Wie werde ich Verschwörungstheoretiker? Eine Anleitung in 7 Schritten

(Geschätzte Lesezeit: 3 - 6 Minuten)

Christoph BurgerFoto: Niels Germerodt Ein Beitrag aus unserer »Standpunkte«-Reihe von Christoph Burger, Herrenberg.  
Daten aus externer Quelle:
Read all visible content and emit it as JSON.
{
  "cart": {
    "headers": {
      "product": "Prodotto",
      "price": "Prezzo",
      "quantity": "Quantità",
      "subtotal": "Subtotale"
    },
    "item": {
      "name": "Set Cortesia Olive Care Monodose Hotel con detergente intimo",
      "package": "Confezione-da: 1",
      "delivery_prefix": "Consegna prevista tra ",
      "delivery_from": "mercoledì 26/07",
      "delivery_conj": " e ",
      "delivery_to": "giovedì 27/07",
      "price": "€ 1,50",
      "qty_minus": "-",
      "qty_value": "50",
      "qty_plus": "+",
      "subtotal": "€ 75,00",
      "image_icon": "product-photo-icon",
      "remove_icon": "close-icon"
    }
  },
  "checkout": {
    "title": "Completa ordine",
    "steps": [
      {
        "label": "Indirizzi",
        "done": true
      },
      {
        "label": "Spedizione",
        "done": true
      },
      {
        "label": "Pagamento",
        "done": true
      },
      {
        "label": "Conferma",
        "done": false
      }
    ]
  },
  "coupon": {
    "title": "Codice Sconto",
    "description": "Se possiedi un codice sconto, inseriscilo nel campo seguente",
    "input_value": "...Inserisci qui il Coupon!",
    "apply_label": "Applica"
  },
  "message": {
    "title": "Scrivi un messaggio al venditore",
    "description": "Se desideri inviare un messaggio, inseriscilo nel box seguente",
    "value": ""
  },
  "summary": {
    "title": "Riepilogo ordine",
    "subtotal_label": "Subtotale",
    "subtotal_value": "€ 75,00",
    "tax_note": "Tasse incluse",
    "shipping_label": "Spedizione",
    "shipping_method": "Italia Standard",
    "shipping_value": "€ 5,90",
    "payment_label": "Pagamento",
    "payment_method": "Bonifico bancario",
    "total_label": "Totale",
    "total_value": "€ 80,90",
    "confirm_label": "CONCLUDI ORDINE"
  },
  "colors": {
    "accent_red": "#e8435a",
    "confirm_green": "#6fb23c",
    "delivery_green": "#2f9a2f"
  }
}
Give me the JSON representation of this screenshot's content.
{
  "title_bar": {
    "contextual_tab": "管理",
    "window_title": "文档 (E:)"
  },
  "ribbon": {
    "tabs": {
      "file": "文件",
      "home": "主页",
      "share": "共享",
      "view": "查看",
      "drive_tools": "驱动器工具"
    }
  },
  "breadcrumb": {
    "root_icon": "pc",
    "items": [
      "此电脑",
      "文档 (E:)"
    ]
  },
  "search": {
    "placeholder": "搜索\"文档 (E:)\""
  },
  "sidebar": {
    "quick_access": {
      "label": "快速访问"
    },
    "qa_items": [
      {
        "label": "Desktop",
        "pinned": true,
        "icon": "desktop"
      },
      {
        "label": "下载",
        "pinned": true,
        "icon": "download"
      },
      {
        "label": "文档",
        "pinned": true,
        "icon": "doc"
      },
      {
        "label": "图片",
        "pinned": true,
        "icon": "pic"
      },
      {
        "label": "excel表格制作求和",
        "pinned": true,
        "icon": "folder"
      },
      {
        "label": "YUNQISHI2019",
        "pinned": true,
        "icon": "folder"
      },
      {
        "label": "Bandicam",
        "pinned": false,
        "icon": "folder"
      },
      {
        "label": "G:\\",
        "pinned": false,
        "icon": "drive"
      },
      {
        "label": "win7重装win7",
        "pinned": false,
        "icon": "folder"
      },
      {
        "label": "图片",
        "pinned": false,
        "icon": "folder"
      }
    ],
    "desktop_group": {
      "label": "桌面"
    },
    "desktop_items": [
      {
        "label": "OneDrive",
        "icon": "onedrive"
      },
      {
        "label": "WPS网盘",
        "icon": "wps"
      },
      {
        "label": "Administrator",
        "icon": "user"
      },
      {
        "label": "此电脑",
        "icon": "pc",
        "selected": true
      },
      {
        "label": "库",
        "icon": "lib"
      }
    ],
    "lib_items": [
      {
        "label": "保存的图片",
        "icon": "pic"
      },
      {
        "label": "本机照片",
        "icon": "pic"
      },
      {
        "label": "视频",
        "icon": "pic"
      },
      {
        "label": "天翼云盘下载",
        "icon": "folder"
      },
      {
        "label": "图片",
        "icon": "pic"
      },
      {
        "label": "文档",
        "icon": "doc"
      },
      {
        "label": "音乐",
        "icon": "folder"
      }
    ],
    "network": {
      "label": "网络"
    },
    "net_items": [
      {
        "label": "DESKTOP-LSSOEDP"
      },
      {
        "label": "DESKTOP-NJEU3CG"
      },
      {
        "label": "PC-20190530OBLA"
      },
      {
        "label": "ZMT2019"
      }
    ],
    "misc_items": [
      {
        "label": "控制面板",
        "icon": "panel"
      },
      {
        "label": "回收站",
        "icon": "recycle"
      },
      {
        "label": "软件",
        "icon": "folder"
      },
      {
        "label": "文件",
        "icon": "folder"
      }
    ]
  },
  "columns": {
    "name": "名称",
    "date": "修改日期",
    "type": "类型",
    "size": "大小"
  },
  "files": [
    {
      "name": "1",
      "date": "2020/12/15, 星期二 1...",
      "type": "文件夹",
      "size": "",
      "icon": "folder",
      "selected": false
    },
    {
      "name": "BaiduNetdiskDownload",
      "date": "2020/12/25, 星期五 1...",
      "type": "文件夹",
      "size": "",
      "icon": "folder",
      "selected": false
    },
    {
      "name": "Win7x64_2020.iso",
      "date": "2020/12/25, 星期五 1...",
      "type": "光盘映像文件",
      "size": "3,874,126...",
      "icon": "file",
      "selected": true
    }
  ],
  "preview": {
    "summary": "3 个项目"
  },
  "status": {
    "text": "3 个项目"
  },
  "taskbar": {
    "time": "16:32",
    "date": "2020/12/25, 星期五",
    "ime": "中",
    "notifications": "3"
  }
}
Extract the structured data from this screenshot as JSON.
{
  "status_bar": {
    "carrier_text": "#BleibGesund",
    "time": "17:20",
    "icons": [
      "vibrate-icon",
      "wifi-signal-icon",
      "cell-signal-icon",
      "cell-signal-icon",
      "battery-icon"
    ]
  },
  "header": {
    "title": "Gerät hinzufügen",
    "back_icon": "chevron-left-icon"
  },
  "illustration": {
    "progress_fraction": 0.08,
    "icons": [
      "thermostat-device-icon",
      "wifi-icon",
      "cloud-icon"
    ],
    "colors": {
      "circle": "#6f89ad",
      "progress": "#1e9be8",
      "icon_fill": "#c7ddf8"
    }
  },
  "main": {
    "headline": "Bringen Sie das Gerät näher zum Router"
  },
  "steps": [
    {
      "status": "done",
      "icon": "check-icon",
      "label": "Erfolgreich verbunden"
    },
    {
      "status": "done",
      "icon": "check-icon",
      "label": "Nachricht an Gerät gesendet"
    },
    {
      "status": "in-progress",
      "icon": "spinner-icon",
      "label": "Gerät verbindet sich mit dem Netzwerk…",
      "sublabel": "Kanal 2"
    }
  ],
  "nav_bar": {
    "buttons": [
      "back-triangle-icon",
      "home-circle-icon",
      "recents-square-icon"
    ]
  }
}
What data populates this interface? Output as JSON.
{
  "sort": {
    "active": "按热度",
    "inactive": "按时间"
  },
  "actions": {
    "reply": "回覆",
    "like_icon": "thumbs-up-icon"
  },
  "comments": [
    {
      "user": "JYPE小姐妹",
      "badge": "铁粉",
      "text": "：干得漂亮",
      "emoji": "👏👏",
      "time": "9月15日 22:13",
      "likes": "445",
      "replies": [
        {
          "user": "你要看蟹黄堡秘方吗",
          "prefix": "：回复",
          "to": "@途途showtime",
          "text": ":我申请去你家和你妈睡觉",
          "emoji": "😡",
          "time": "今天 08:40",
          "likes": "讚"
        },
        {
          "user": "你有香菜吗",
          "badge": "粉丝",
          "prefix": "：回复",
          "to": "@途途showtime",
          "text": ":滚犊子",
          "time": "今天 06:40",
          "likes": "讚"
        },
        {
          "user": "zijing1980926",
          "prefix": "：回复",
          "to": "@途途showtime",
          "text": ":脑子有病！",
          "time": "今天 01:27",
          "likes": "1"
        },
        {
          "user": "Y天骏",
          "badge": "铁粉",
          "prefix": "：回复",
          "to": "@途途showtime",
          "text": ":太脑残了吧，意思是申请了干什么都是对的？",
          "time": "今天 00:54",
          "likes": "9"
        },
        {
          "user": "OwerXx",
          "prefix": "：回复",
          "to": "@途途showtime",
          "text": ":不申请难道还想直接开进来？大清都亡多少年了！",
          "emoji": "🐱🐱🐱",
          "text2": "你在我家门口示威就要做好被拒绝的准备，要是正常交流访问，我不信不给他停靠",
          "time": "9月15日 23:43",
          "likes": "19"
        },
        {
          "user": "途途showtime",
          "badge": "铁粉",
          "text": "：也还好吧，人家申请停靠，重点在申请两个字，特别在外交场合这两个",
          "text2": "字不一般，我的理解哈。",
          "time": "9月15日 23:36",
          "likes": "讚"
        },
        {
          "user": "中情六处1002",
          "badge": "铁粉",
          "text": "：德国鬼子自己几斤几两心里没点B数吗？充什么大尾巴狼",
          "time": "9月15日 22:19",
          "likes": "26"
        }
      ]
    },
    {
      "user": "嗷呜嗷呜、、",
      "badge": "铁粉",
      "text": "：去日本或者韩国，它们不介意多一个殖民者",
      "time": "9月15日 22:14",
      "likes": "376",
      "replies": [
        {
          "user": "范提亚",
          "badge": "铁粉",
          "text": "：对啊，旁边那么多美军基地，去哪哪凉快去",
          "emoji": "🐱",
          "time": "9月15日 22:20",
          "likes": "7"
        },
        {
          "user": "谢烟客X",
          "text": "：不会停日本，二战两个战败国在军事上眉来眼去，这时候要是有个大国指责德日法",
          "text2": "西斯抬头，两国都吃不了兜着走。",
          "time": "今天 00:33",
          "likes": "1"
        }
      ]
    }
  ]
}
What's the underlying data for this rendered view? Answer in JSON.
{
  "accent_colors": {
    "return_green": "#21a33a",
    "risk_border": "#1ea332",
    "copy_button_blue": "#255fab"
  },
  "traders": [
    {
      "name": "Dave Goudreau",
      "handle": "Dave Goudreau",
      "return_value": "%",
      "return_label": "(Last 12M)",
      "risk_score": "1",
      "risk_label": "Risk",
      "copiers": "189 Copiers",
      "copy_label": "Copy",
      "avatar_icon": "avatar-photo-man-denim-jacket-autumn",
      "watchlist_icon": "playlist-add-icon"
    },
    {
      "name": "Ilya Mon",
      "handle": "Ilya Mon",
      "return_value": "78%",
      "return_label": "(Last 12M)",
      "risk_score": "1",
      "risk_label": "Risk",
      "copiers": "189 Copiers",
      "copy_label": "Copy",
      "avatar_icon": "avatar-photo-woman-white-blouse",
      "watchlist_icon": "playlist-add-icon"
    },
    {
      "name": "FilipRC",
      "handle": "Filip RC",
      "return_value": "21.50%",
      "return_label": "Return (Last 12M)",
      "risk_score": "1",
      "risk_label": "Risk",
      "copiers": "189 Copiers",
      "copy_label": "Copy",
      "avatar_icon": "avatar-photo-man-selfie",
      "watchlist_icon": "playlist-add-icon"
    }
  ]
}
Viele Menschen fragen sich heute: Verschwörungstheoretiker, das ist doch der neueste Hype! Da will ich auch dabei sein! Aber wie geht das? Hier erhalten Sie eine praktische Anleitung. Nur ein paar wenige Schritte – und schon stehen Sie auf der Straße und brüllen energetisiert Parolen gegen Gates und Unterdrückung.

1 Gute Kinderstube

Von Vorteil ist es, wenn Sie ein strenger-Vater-Familienbild mitbringen. Wenn Ihr Kind schreit, nehmen Sie es hoch? Nein? Bestens, dann stehen Sie schon mal auf der richtigen Seite der Menschheit. Ihre Überzeugung: Ich nehme das Kind nicht hoch, denn es soll sich abhärten! Wenn ich es hochnähme, würde ich es verweichlichen! Ich würde ihm die Chance rauben, sich selbst zu beweisen!

2 Im Zweifel klare Kante

Bestens: Sie haben die Welt nun schon einmal grundsätzlich geordnet und das ist wichtig. Der Vater ist der Chef und gibt die Regeln vor. Er muss sich innerhalb der Familie, aber auch nach außen hin beweisen. Deshalb ist es wichtig, dass ihm Waffen zur Verfügung stehen. Er braucht Rückendeckung – durch die Mutter! Diskussionen über diese gottgeschaffene Ordnung der Dinge kann es nicht geben. Wenn überhaupt, dann gibt es Kämpfe.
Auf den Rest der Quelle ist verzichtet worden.